Ehrlich & Söhne. Bestattungen aller Art - Ewald Arenz

  • Verlag: ars vivendi
    Seiten: 424


    Rückentext:
    Bestattungsunternehmer Friedrich Ehrlich hat einen ungewöhnlichen Beruf, aber auch eine ungewöhnliche Familie. Eigene und adoptierte Kinder halten zusammen und würden für ihre Eltern durchs Feuer gehen. Von Krisen wie dem Wiederauftauchen einer 25 Jahre alten Wachsleiche und der Erpressung durch einen Ex-Terroristen lassen sich die Ehrlichs nicht erschüttern. Aus den Lebensgeschichten von drei Generationen webt Ewald Arenz in poetisch-heiterem Ton die schönste Familienchronik seit langem.


    Zum Autor:
    Ewald Arenz, geboren 1965 in Nürnberg, studierte Geschichte, amerikanische und englische Philologie. Im ars vivendi verlag erschienen bereits seine erfolgreichen Romane "Der Teezauberer", "Die Erfindung des Gustav Lichtenberg" und "Der Duft von Schokolade" sowie die Kurzgeschichtenbände "Meine kleine Welt" und "Knecht Ruprecht packt aus". Für sein literarisches Werk wurde Ewald Arenz u.a. 2004 mit dem Bayerischen Staatsförderpreis ausgezeichnet.


    Meine Zusammenfassung:
    Die Geschichte um das Schicksal der Familie Ehrlich beginnt an einem grauen Herbsttag und, passend zum Beruf des Vaters, auf einer Beerdigung. Die Söhne Sam und Johannes (beide um die 40) helfen dem Vater ausnahmsweise aus, während sie eigentlich gekommen sind, die beiden Leichenwagen der Firma "Ehrlich & Söhne" (die so heißt obwohl keiner der Söhne dem Vater in dieses Geschäft gefolgt ist) für eine etwas ungewöhnliche Aufgabe vorzubereiten: Ihre Großmutter in Berlin möchte in ein Seniorenwohnheim umziehen.

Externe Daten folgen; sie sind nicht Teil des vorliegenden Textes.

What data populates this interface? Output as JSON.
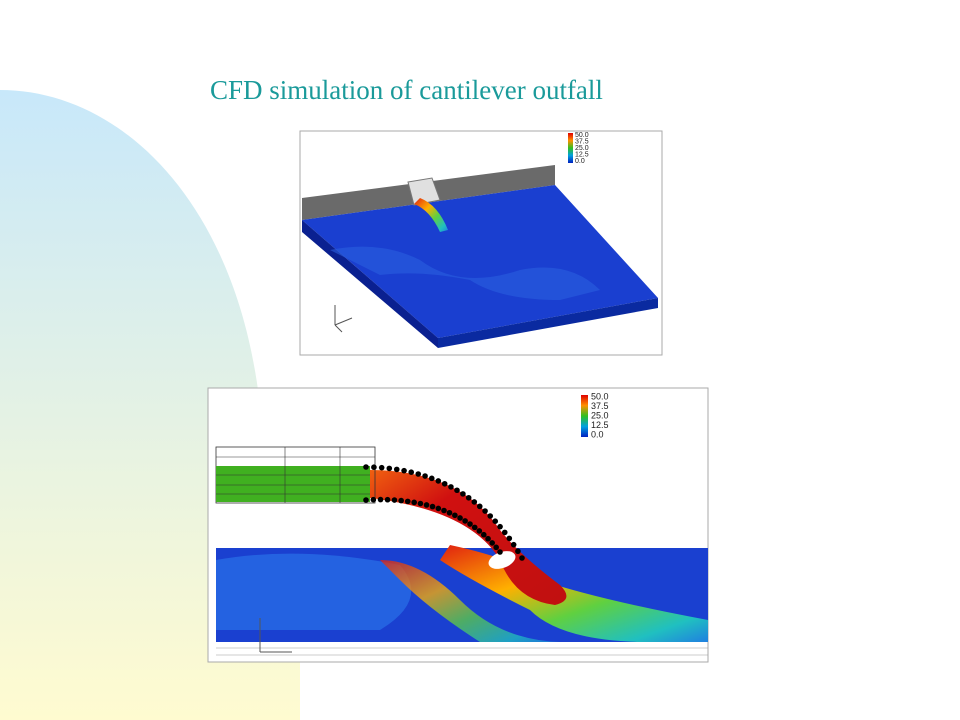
{
  "title": "CFD simulation of cantilever outfall",
  "figures": [
    {
      "legend": [
        "50.0",
        "37.5",
        "25.0",
        "12.5",
        "0.0"
      ]
    },
    {
      "legend": [
        "50.0",
        "37.5",
        "25.0",
        "12.5",
        "0.0"
      ]
    }
  ]
}
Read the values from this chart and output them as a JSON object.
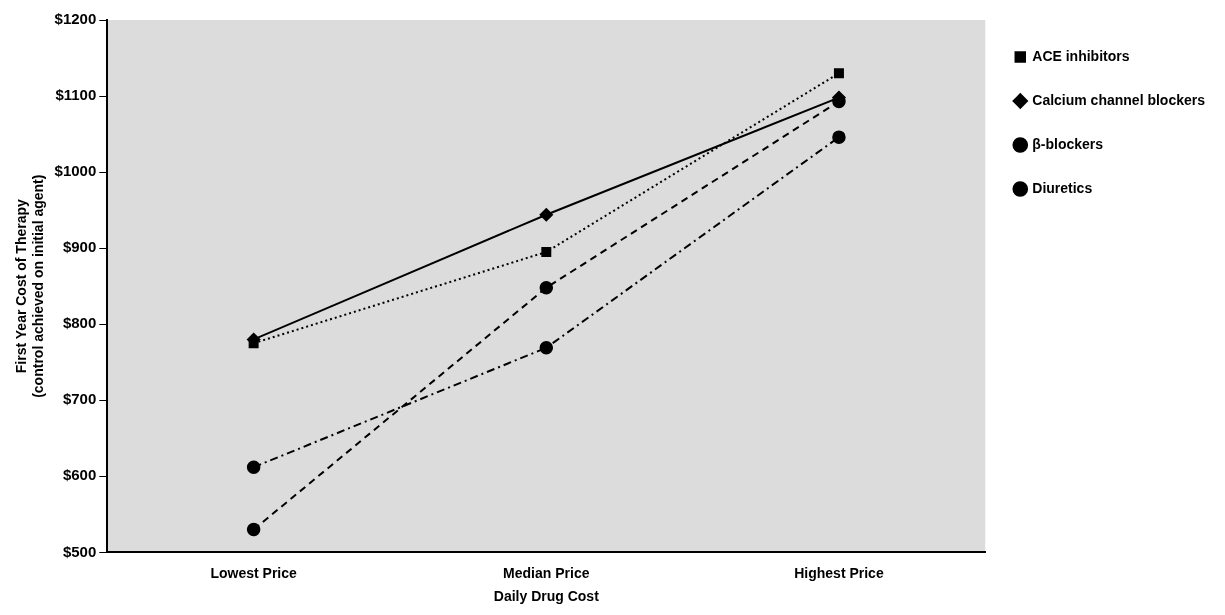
{
  "chart_data": {
    "type": "line",
    "xlabel": "Daily Drug Cost",
    "ylabel": "First Year Cost of Therapy\n(control achieved on initial agent)",
    "categories": [
      "Lowest Price",
      "Median Price",
      "Highest Price"
    ],
    "series": [
      {
        "name": "ACE inhibitors",
        "color": "#000000",
        "values": [
          775,
          895,
          1130
        ],
        "marker": "square",
        "line_style": "dotted"
      },
      {
        "name": "Calcium channel blockers",
        "color": "#000000",
        "values": [
          780,
          944,
          1098
        ],
        "marker": "diamond",
        "line_style": "solid"
      },
      {
        "name": "β-blockers",
        "color": "#000000",
        "values": [
          530,
          848,
          1093
        ],
        "marker": "circle",
        "line_style": "dashed"
      },
      {
        "name": "Diuretics",
        "color": "#000000",
        "values": [
          612,
          769,
          1046
        ],
        "marker": "circle",
        "line_style": "dashdot"
      }
    ],
    "ylim": [
      500,
      1200
    ],
    "yticks": [
      {
        "value": 500,
        "label": "$500"
      },
      {
        "value": 600,
        "label": "$600"
      },
      {
        "value": 700,
        "label": "$700"
      },
      {
        "value": 800,
        "label": "$800"
      },
      {
        "value": 900,
        "label": "$900"
      },
      {
        "value": 1000,
        "label": "$1000"
      },
      {
        "value": 1100,
        "label": "$1100"
      },
      {
        "value": 1200,
        "label": "$1200"
      }
    ],
    "grid": false,
    "legend": "right"
  }
}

    Als die beiden schließlich in Berlin ankommen, ist es jedoch leider zu spät. Die von ihnen so verehrte und geliebte Großmutter liegt leblos in ihrer Küche. Ausgehend von diesem Ereignis spannen sich die weiteren Fäden der gegenwärtigen Handlung zur Beerdigung der Großmutter, dem Wiedersehen mit einer alten Liebe und dem Auftauchen einer Leiche die aus einem der dunklen Kapitel der deutschen Geschichte stammt.
    Gleichzeitig wird aber, in nicht chronologischen Rückblicken, auch die Geschichte eben jener Großmutter erzählt, die im Krieg mit ihren beiden kleinen Kindern vor den Russen fliehen musste, der Mutter, die keinerlei hausfrauliche Qualitäten besitzt und ihre Hunde ebensosehr liebt wie ihre Kinder, und des Vaters, der durch seinen Schwager mehr Kontakt zur kommunistischen Szene bekam, als ihm je lieb sein konnte.

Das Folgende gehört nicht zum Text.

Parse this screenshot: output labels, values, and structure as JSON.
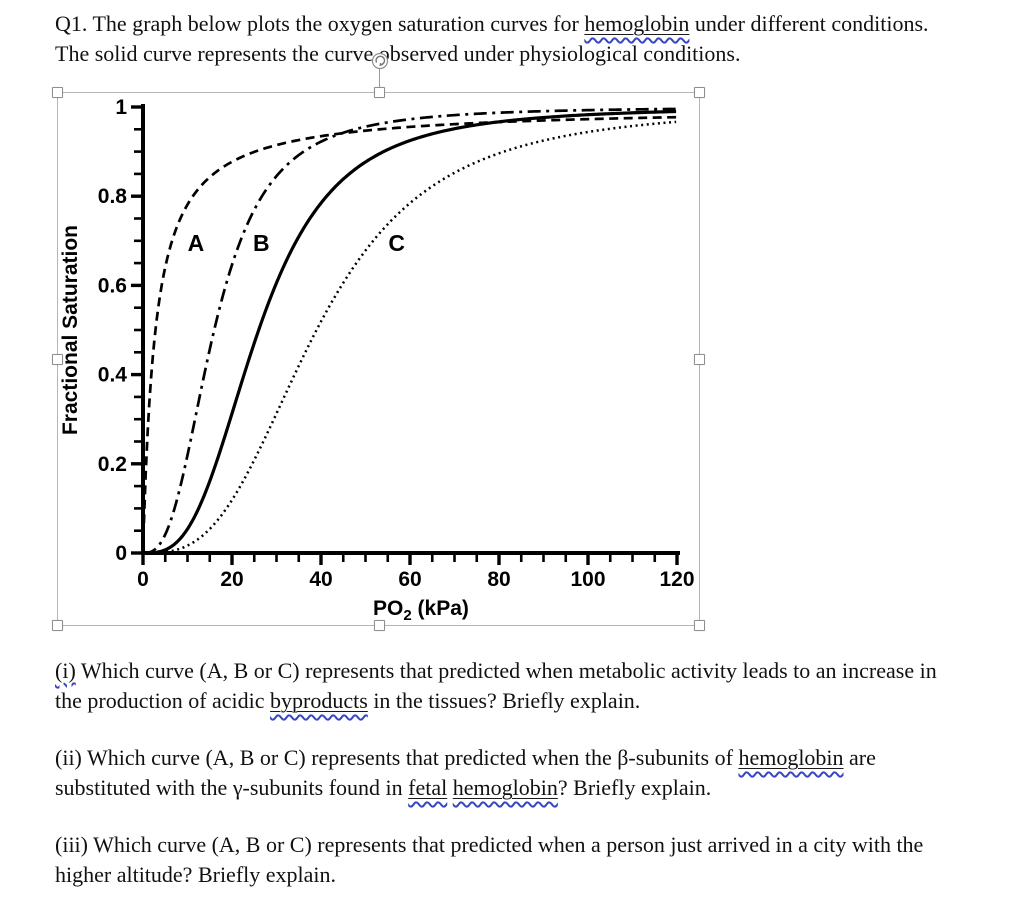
{
  "document": {
    "title": {
      "lines": [
        [
          {
            "t": "Q1. The graph below plots the oxygen saturation curves for "
          },
          {
            "t": "hemoglobin",
            "style": "flagged"
          },
          {
            "t": " under different conditions."
          }
        ],
        [
          {
            "t": "The solid curve represents the curve observed under physiological conditions."
          }
        ]
      ]
    },
    "questions": [
      {
        "id": "i",
        "lines": [
          [
            {
              "t": "(i)",
              "style": "squiggle"
            },
            {
              "t": " Which curve (A, B or C) represents that predicted when metabolic activity leads to an increase in"
            }
          ],
          [
            {
              "t": "the production of acidic "
            },
            {
              "t": "byproducts",
              "style": "flagged"
            },
            {
              "t": " in the tissues? Briefly explain."
            }
          ]
        ]
      },
      {
        "id": "ii",
        "lines": [
          [
            {
              "t": "(ii) Which curve (A, B or C) represents that predicted when the β-subunits of "
            },
            {
              "t": "hemoglobin",
              "style": "flagged"
            },
            {
              "t": " are"
            }
          ],
          [
            {
              "t": "substituted with the γ-subunits found in "
            },
            {
              "t": "fetal",
              "style": "flagged"
            },
            {
              "t": " "
            },
            {
              "t": "hemoglobin",
              "style": "flagged"
            },
            {
              "t": "? Briefly explain."
            }
          ]
        ]
      },
      {
        "id": "iii",
        "lines": [
          [
            {
              "t": "(iii) Which curve (A, B or C) represents that predicted when a person just arrived in a city with the"
            }
          ],
          [
            {
              "t": "higher altitude? Briefly explain."
            }
          ]
        ]
      }
    ]
  },
  "chart_data": {
    "type": "line",
    "title": "",
    "xlabel": "PO2 (kPa)",
    "xlabel_parts": [
      {
        "t": "PO"
      },
      {
        "t": "2",
        "sub": true
      },
      {
        "t": " (kPa)"
      }
    ],
    "ylabel": "Fractional Saturation",
    "xlim": [
      0,
      120
    ],
    "ylim": [
      0,
      1
    ],
    "x_ticks": [
      {
        "v": 0,
        "label": "0"
      },
      {
        "v": 20,
        "label": "20"
      },
      {
        "v": 40,
        "label": "40"
      },
      {
        "v": 60,
        "label": "60"
      },
      {
        "v": 80,
        "label": "80"
      },
      {
        "v": 100,
        "label": "100"
      },
      {
        "v": 120,
        "label": "120"
      }
    ],
    "y_ticks": [
      {
        "v": 1,
        "label": "1"
      },
      {
        "v": 0.8,
        "label": "0.8"
      },
      {
        "v": 0.6,
        "label": "0.6"
      },
      {
        "v": 0.4,
        "label": "0.4"
      },
      {
        "v": 0.2,
        "label": "0.2"
      },
      {
        "v": 0,
        "label": "0"
      }
    ],
    "x_minor_step": 5,
    "y_minor_step": 0.05,
    "grid": false,
    "legend": "inline-curve-labels",
    "sample_x": [
      0,
      5,
      10,
      15,
      20,
      30,
      40,
      60,
      80,
      100,
      120
    ],
    "series": [
      {
        "name": "curve-A",
        "label": "A",
        "line_style": "dashed",
        "model": "hill",
        "hill_n": 1.0,
        "p50_kPa": 2.8,
        "values": [
          0,
          0.641,
          0.781,
          0.843,
          0.877,
          0.915,
          0.935,
          0.955,
          0.966,
          0.973,
          0.977
        ],
        "label_x": 11.9,
        "label_y": 0.695
      },
      {
        "name": "curve-B",
        "label": "B",
        "line_style": "dashdot",
        "model": "hill",
        "hill_n": 2.7,
        "p50_kPa": 16,
        "values": [
          0,
          0.042,
          0.219,
          0.457,
          0.646,
          0.845,
          0.922,
          0.973,
          0.987,
          0.993,
          0.996
        ],
        "label_x": 26.6,
        "label_y": 0.695
      },
      {
        "name": "physiological-solid-curve",
        "label": "",
        "line_style": "solid",
        "model": "hill",
        "hill_n": 3.0,
        "p50_kPa": 26,
        "values": [
          0,
          0.007,
          0.054,
          0.161,
          0.313,
          0.606,
          0.785,
          0.925,
          0.967,
          0.983,
          0.99
        ]
      },
      {
        "name": "curve-C",
        "label": "C",
        "line_style": "dotted",
        "model": "hill",
        "hill_n": 3.0,
        "p50_kPa": 39,
        "values": [
          0,
          0.002,
          0.017,
          0.054,
          0.119,
          0.313,
          0.519,
          0.785,
          0.896,
          0.944,
          0.967
        ],
        "label_x": 57,
        "label_y": 0.695
      }
    ],
    "colors": {
      "ink": "#000000"
    }
  },
  "selection_ui": {
    "handles": [
      "nw",
      "n",
      "ne",
      "w",
      "e",
      "sw",
      "s",
      "se"
    ],
    "rotation_handle": true,
    "border_color": "#b5b5b5"
  }
}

    Eingebettet in die persönlichen Lebenserfahrungen der Familienmitglieder wird auch die jüngere Geschichte Deutschlands wiedergegeben, vom Zweiten Weltkrieg über die Ausläufer der RAF bis in die aktuelle Gegenwart.


    Meine Rezension:
    Dieses Buch handelt von einer Familie wie man sie sich nur wünschen kann und wie sie so doch wohl äußerst selten zu finden ist. Der Zusammenhalt der Mitglieder ist sehr stark, es gibt keinerlei Unterschiede zwischen den beiden leiblichen Kindern (Sam und Johannes) und den adoptierten Mädchen aus Indien und Vietnam (Dorothee und Maria). Zu dieser etwas unorthodox scheinenden Zusammenstellung kommt Vater Friedrich, der philosophierende Leichenbestatter und Mutter Gesine, die gerne die neuste Technik kauft, auch wenn sie davon nichts versteht, und die ihren Hunden Namen wie Elf oder Heinz Rühmann gibt. Es wird aber auch nicht verheimlicht, dass dieser starke Zusammenhalt ein Problem sein kann, nämlich dann, wenn Dritte dazukommen (z.B. Sams Frau oder Marias Mann) die sich dann zwangsläufig ein bisschen wie Fremdkörper vorkommen und es nicht schaffen in diesen "innersten Kreis" vorzudringen.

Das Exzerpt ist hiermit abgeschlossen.